The sudden drop may have nothing to do with it, but I think it's more likely the redirect got picked up by one of the spiders and action taken.
|We placed this code at the top of our current default homepage, with nofollow/noindex instructions to keep the spiders from following the redirects. |
If I read this correctly (and I'm not sure I am) then it appears that G-bot is doing exactly what you're telling it to do and it has dropped your current index page.
Can you refiddle things to just include the noindex on the test page and still allow the bot to continue to index the current home page?
Here is the code we are using:
<meta name="Robots" content="noindex,nofollow">
// Rotation Script
// Test: Split Path Test
// Test ID:
// DO NOT MODIFY THIS CODE UNLESS INSTRUCTED BY SUPPORT
var fs = "'http://www.oursite.com/default_a.aspx'";
var qry = Request.QueryString;
location.replace('http://rotating.service.com/?group=2886&failsafe=' + fs + '&' + qry);
location.href = 'http://rotating.service.com/?group=2886&failsafe=' + fs + '&' + qry;
<meta http-equiv="refresh" content="0;URL=http://www.oursite.com/default_a.aspx">
(URLs and titles have been changed to generic words)
Below this code is our normal homepage. I had attempted to get the robots to ignore this code and just move down to the regular page, but it appears this might not have worked as intended.
The nature of our site is such that we don't have lots of individual pages to promote through SEO, but rather we promote the homepage. Losing that page from the index has/will cost us dearly in terms of traffic.
We run on ASP + SQL, is there another way to do this that won't cause Google to drop our homepage? Should I begin the reinclusion process now?

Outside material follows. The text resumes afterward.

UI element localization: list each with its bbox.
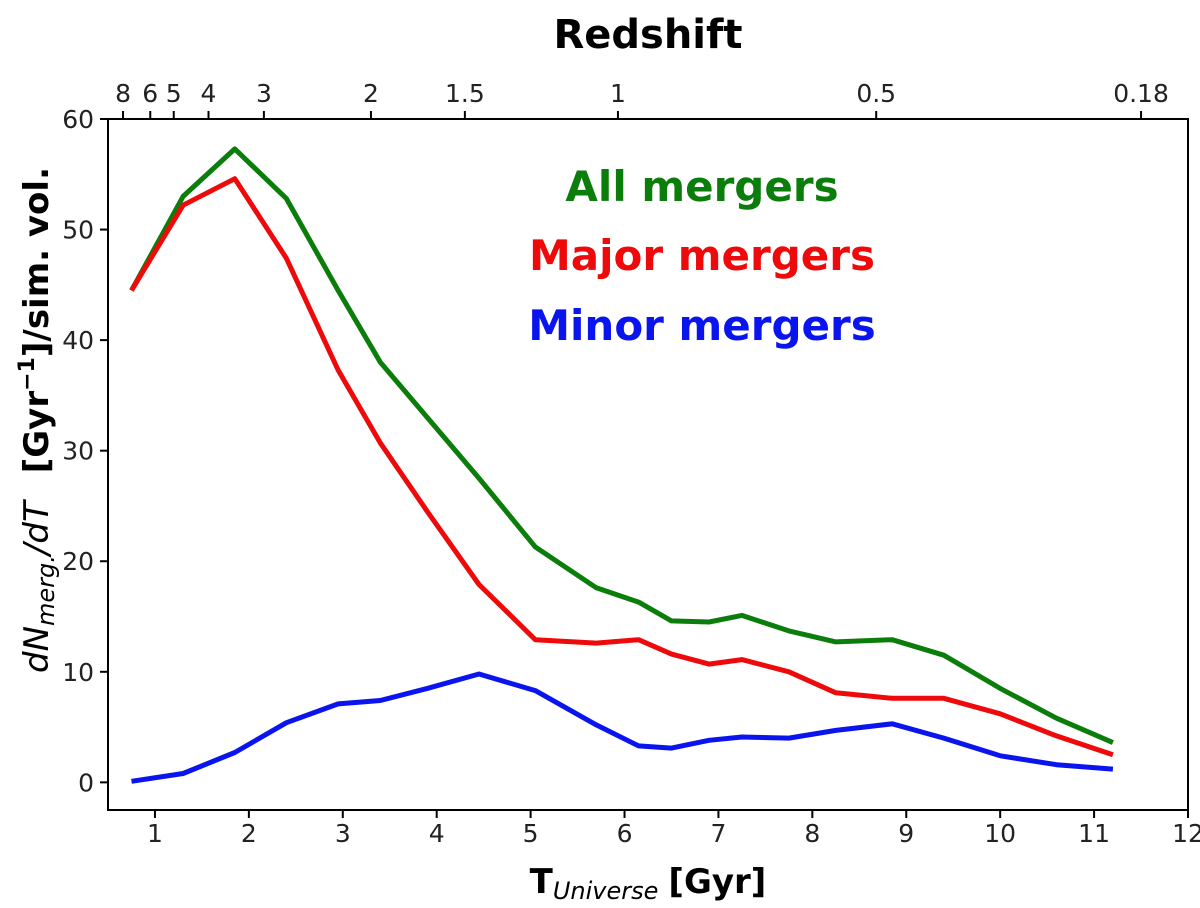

Unless I have been totally confused by everything that I have read about the ROBOTS tag you have explicitly told the bot NOT to index your home page by using NOINDEX
Noindex & Nofollow,
If the page is no longer in the index, then google and other search engines have done exactly what you told em to do. This will not do much good for the pages linked from your home page also.
Back to watching
Sniper, if the code you posted above is for your current home page, the control page in the test, then I'd take the robots meta off that page and simply include one on the test default page.
That will allow bots to keep indexing your current home page and will still block them from the test page.
Thanks much for the help everyone. I'll post back with the results after I remove the meta.
But be sure to include one on the test page.
Update: We removed the code three days ago. Usually I can see changes to titles/descriptions etc. within three days, but so far our homepage is not yet back in the index.
I have submitted the page to be crawled. We still have all of our backlinks to the site. Is there anything else I can do to speed up the recovery process?
IMHO, there is nothing else you can do. G-Bot will spider it in time, then it will be added to the index, in time, how long that takes is totally up to G.
You can Fret, scream and hollar, send e-mails, & spend all day checking datacenters, none of which will help. I would not have even bothered to re-submit the page to G, If you have corrected your mistake, it is just a waiting game now.
Back to Watching,
Thanks for your input WW_Watcher. That was my assessment as well.
If this were to happen on one of my personal or client sites I would have just brushed it off, but since this is a corporate site owned by someone sending me paychecks I wanted to make sure some "due dilligence" had been applied.
Near full recovery as of this evening. Recovered 45 #1 listings (of 47 originally). I expect more good news by Monday.
Thanks again WebmasterWorld members.
Ryan, try a Content Split A/B/ test, and see if that works well. It's another option in the same software package.